SAN FRANCISCO–Wells Fargo has agreed to pay a $575 million fine to divided among all 50 states and the District of Columbia to settle civil charges related to the bank's fake-accounts scandals.
The agreement, which applies to charges brought by states' attorneys general, is in addition to the approximately $1.5 billion in fines the bank has paid for a wide variety of other illegal activities since 2016, when it was discovered the bank’s employees had created as many as 3.5-million fake accounts in customers’ names order to meet aggressive cross-sales goals.
As CUToday.info has extensively reported, Wells Fargo has also been found to have engage in illegal activities around numerous other activities, ranging from unnecessary foreclosures to forcing customers to take insurance products they didn’t need to illegal actions in small business accounts.
As part of the latest agreement with the state AGs, Well Fargo said it will also designate teams to review customer inquiries and create a website that describes the bank's remediation efforts.
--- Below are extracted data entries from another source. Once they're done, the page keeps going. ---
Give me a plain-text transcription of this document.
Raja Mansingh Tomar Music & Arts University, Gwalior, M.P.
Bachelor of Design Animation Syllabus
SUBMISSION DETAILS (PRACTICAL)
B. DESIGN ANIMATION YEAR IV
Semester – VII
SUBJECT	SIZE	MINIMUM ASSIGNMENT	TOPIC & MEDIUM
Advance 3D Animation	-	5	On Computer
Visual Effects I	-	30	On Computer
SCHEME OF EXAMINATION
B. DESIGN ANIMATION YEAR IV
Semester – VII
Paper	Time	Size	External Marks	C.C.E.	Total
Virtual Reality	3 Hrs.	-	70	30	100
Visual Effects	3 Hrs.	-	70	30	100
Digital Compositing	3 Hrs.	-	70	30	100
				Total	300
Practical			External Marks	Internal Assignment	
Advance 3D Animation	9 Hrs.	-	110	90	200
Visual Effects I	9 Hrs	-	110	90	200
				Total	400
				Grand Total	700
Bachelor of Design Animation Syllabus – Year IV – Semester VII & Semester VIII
"This agreement underscores our serious commitment to making things right in regard to past issues as we work to build a better bank," Wells Fargo CEO Tim Sloan said in a released statement.
Wells Fargo continues to operate under rare restrictions imposed by the Federal Reserve in February of 2018 that place a cap on the bank’s growth and limit it to approximately $2 trillion in total assets under the Fed is satisfied the bank has changed its culture.